When Bentham had finished putting together the pieces of the 1799 edition of hisIntroduction to the principles of morals & legislation, the above note was somehow left over.

Coding

The Text is new, but necessarily written under a dictatorship of the status quo ante. It has required from the writer, and requires of its reader, standards of qualification (as to the domain) and quantification (as to the degree of asseveration) which will disturb the habits of friends and enemies alike. Unfortunately it's not just the little matter of arranging to attract the attention of the former while remaining unnoticed by the latter.
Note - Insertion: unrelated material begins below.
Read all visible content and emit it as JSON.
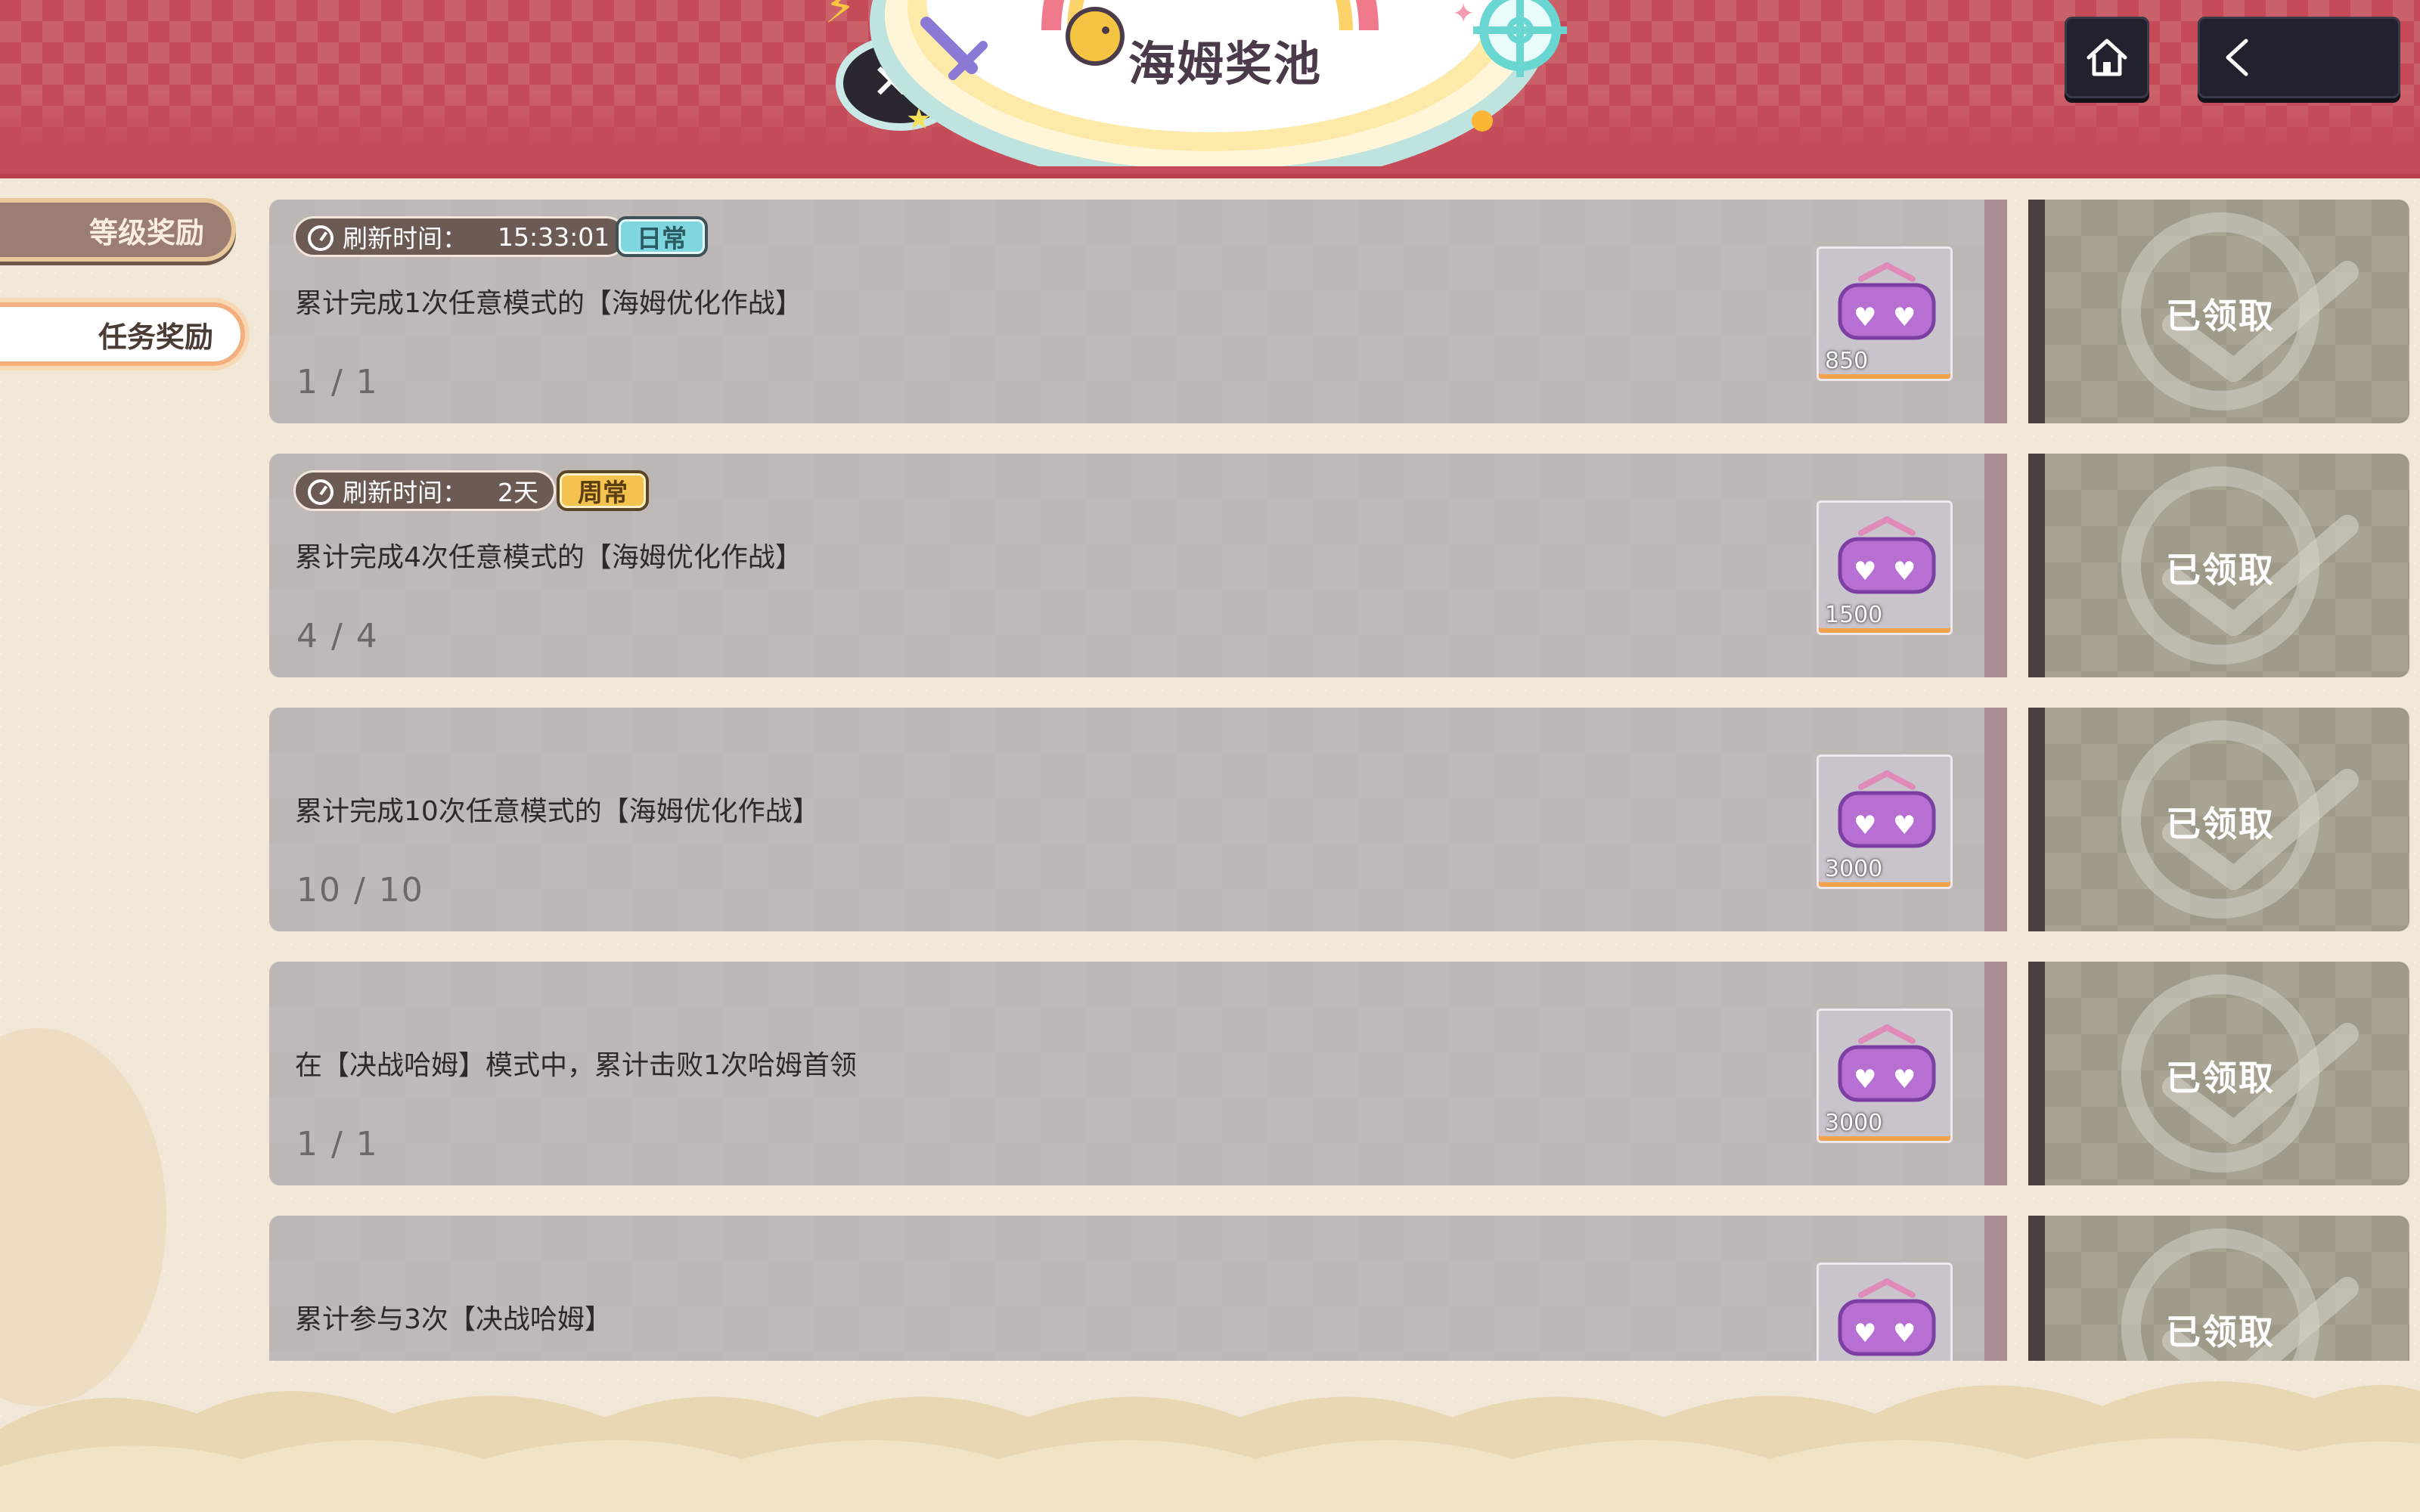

Part of the worthwhileness of the Text is that it tries to redraw these battle-lines, seeking both to persuade some erstwhile enemies that they are closer to you and some erstwhile friends that they are further from you than they first thought.

It doesn't do to think too hard about all this, for it gets to sound discouragingly difficult. Where is the text that : among allies, tricks some into refining their beliefs, confirms others in their unrefined beliefs, and irritates the lunatic fringe into tearing up their party-cards; and simultaneously, among enemies, seduces the convertible, wounds those it is safe to wound, while seeming innocuous to the really venomous ones? That makes six ways to fail: rigidity, loss of morale, adulation; declining numbers, rusty weapons, death by burning. If that isn't enough, five of these six messages must remain invisible to any one recipient.